Dopo una vita trascorsa ad inseguire il sogno di diventare attore, riuscendosi a ritagliare perfino un ruolo da comparsa in “Gomorra-La serie”, Carmine è poi finito risucchiato nelle logiche della camorra che vanno in scena nelle terre di Gomorra. Tant’è vero che paga con la vita pochi mesi di affiliazione, brevi ma intensi. A nulla serviranno i suggerimenti di suo cugino “Chicco” che gli chiederà di non taggarsi sui social nei luoghi che frequenta e di adottare un atteggiamento prudente. “Non fidarti di nessuno”: scrive Emmanuel in uno dei tanti messaggi.
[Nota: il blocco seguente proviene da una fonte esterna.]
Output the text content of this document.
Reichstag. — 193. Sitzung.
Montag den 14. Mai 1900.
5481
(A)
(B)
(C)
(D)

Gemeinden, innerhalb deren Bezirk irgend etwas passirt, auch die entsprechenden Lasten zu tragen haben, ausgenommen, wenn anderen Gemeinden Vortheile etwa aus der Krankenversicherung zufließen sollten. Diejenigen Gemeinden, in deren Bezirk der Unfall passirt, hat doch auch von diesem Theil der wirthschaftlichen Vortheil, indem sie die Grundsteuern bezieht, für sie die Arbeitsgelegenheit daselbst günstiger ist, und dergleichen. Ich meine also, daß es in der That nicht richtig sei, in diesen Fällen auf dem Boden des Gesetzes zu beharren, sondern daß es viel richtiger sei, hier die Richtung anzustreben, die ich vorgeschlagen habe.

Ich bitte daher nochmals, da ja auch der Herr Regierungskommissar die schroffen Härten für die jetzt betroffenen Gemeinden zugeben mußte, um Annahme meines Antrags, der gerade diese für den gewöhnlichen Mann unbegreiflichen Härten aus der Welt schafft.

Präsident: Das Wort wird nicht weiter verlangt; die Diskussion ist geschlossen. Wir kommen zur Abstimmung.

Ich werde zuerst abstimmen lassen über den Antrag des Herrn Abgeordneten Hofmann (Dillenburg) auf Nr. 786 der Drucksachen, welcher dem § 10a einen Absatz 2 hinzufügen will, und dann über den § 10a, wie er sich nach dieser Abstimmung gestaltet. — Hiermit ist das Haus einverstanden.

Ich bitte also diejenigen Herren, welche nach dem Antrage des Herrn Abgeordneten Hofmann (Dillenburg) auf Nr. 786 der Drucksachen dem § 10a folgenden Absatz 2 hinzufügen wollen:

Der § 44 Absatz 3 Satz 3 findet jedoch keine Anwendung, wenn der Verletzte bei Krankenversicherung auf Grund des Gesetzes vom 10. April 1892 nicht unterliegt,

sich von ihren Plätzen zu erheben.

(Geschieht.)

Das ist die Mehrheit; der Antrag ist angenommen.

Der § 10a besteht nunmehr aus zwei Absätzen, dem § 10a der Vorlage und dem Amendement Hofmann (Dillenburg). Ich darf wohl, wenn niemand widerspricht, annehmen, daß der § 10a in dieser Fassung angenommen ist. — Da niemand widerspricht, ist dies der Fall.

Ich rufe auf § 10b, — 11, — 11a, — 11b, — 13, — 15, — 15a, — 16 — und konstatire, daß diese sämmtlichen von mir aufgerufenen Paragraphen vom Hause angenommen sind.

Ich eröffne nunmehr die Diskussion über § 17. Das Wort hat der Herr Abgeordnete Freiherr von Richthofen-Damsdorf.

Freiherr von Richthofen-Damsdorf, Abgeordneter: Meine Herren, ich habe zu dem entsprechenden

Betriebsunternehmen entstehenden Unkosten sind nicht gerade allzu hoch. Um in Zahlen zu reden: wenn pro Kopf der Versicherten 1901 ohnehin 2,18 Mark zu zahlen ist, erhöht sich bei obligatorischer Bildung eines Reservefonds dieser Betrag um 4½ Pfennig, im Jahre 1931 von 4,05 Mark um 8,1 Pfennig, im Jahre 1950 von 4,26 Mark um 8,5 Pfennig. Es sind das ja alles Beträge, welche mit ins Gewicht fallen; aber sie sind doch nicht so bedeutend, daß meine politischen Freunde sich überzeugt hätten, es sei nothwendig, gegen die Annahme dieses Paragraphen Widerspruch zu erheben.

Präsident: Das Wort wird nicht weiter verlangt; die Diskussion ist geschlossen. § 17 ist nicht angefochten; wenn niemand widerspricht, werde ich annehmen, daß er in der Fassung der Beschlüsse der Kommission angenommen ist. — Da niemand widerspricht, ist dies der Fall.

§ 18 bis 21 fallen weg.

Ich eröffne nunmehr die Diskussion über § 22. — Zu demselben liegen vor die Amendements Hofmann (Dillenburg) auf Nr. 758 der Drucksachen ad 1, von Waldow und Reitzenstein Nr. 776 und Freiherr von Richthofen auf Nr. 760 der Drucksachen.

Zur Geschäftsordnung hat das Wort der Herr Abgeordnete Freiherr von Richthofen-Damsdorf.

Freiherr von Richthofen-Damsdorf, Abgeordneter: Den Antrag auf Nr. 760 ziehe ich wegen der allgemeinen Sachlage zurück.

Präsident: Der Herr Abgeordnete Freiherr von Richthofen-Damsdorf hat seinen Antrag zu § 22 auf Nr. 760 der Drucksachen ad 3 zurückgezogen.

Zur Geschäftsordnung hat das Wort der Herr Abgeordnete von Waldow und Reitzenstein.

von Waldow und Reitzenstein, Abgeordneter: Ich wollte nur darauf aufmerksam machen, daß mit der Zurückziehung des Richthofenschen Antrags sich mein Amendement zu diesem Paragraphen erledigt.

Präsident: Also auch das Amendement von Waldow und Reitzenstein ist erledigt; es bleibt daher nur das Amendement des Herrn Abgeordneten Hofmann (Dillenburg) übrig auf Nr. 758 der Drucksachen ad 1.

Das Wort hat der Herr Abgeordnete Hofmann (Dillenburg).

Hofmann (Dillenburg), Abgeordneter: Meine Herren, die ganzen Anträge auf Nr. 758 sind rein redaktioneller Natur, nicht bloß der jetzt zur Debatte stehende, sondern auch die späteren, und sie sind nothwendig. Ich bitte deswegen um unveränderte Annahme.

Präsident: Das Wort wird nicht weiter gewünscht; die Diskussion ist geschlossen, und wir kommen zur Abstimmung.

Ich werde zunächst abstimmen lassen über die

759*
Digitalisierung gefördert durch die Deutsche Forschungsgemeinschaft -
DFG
Non appena il boss Marco De Micco apprende dalla bocca del complice che lo ha aiutato ad eseguire il raid a lui indirizzato che è stato Carmine a piazzargli la bomba, decreta la sua condanna a morte.
Il boss impartisce immediatamente ai suoi gregari l’ordine di recarsi “sotto l’arco” – la zona di San Rocco in cui Carmine vive con la sua famiglia – per stanarlo, ma non lo trovano. Nei giorni seguenti al raid indirizzato al boss, Carmine si vede poco in giro ed è solito recarsi a casa della madre solo di sera. Ciononostante, l’agguato viene organizzato e pianificato in tempi record.
La sera del 6 ottobre 2021, Carmine cena con la sua famiglia e con Francesca, la sua fidanzata, all’ottavo mese di gravidanza. Poi esce e poco dopo la mezzanotte torna a prendere la fidanzata che necessita di recarsi ad uno sportello postale per verificare che le sia stato accreditato il bonus per il corredino del bambino. Quella sera piove, l’emergenza covid rappresenta ancora una minaccia per la salute collettiva e pertanto le strade del quartiere sono pressochè deserte. I due fidanzati fanno il giro di più uffici postali, imbattendosi in un paio di terminali fuori servizio, ignari di essere seguiti a distanza dal filatore, pronto a “lanciare il segnale” non appena il killer potrà entrare in azione per stanarlo.
Quando giungono in via Crisconio, la strada di San Rocco sotto la sfera egemone dei De Micco dove vivono entrambi, Francesca si gira verso Carmine, per ricordargli di prendere l’ombrello e in quel momento vede un killer solitario con il volto coperto esplodergli contro una raffica di colpi.
A nulla servirà la disperata corsa in ospedale della madre, Carmine muore poche settimane prima della nascita di suo figlio. Anche per Francesca, in preda ad un comprensibile stato di shock, sarà necessario il ricovero in ospedale.
Gli agenti della squadra mobile di Napoli hanno consegnato alla giustizia i responsabili dell’omicidio del 23enne in tempi record: sei mesi dopo il delitto, vengono arrestati il boss Marco De Micco e Ciro Ricci, Vincenzo Palumbo, Ferdinando Viscovo, Giuseppe Russo Junior.
Poche settimane dopo l’assassinio di Carmine D’Onofrio è venuto al mondo Carmine junior, un bambino condannato dalla camorra a crescere senza un padre.
Carmine D’Onofrio è seppellito accanto ad Antonio Minichini, il figlio 19enne di Anna De Luca Bossa e del boss Ciro Minichini, assassinato nel 2013 dai De Micco. Una sovrapposizione di storie e di ferite che di recente, in particolar modo, ha portato i De Luca Bossa a rivendicare il desiderio di vendetta a suon di raid e di azioni eclatanti.
Quello che resta oggi, a distanza di un anno, di Carmine D’Onofrio è un bambino che porta il suo stesso nome e che ha gli occhi del suo stesso colore, azzurro cielo.